Eurozone unemployment falls to 9-year low as recovery strengthens

[BRUSSELS] Europe's economic recovery is deepening, data showed on Tuesday, with eurozone unemployment falling to its lowest level since January 2009.

The EU's official statistics agency said that the jobless rate in the single currency area fell to 8.7 per cent in November, hitting analyst predictions and down from 8.8 per cent in October.

Unemployment for the EU as a whole in November was 7.3 per cent - the lowest since October 2008, Eurostat said.

The positive data come after the European Central Bank (ECB) announced it was starting to wind down the massive support it has given the 19-member currency zone to help it through the crises of recent years, in view of the solid economy.

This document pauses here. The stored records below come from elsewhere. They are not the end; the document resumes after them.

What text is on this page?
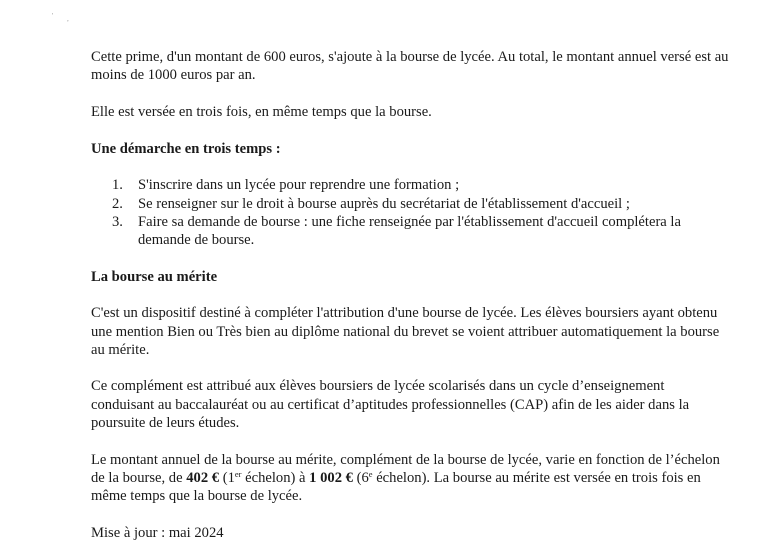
' ,

Cette prime, d'un montant de 600 euros, s'ajoute à la bourse de lycée. Au total, le montant annuel versé est au moins de 1000 euros par an.

Elle est versée en trois fois, en même temps que la bourse.

Une démarche en trois temps :
1. S'inscrire dans un lycée pour reprendre une formation ;
2. Se renseigner sur le droit à bourse auprès du secrétariat de l'établissement d'accueil ;
3. Faire sa demande de bourse : une fiche renseignée par l'établissement d'accueil complétera la demande de bourse.
La bourse au mérite

C'est un dispositif destiné à compléter l'attribution d'une bourse de lycée. Les élèves boursiers ayant obtenu une mention Bien ou Très bien au diplôme national du brevet se voient attribuer automatiquement la bourse au mérite.

Ce complément est attribué aux élèves boursiers de lycée scolarisés dans un cycle d’enseignement conduisant au baccalauréat ou au certificat d’aptitudes professionnelles (CAP) afin de les aider dans la poursuite de leurs études.

Le montant annuel de la bourse au mérite, complément de la bourse de lycée, varie en fonction de l’échelon de la bourse, de 402 € (1er échelon) à 1 002 € (6e échelon). La bourse au mérite est versée en trois fois en même temps que la bourse de lycée.

Mise à jour : mai 2024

But the ECB remains concerned about the muted levels of inflation in the eurozone despite the positive jobs picture, which should typically boost prices with Europeans more ready to spend.

Eurozone inflation is still stubbornly low - slowing to 1.4 in December compared with the ECB's target of two per cent - which has forced bank chief Mario Draghi to reassure investors the era of cheap money was not completely over.

Eurostat said that the unemployment rate fell for all the EU's member states compared to a year before, with the biggest drops seen in Greece and Portugal, two of the biggest victims of the eurozone debt crisis.

But unemployment remained high in Greece on 20.5 per cent in September, the last month for which figures were available, Spain at 16.7 per cent, and Italy at 11 per cent, ahead of March elections.

German unemployment remained super-low with 3.6 per cent in November, as well as the Netherlands, with 4.4 per cent.

At the worst of the debt crisis in 2013, unemployment reached a record 12.1 per cent.

Since then, the economic situation has slowly improved, but unemployment remains much higher than the average rate before the crisis, when it was 7.5 per cent.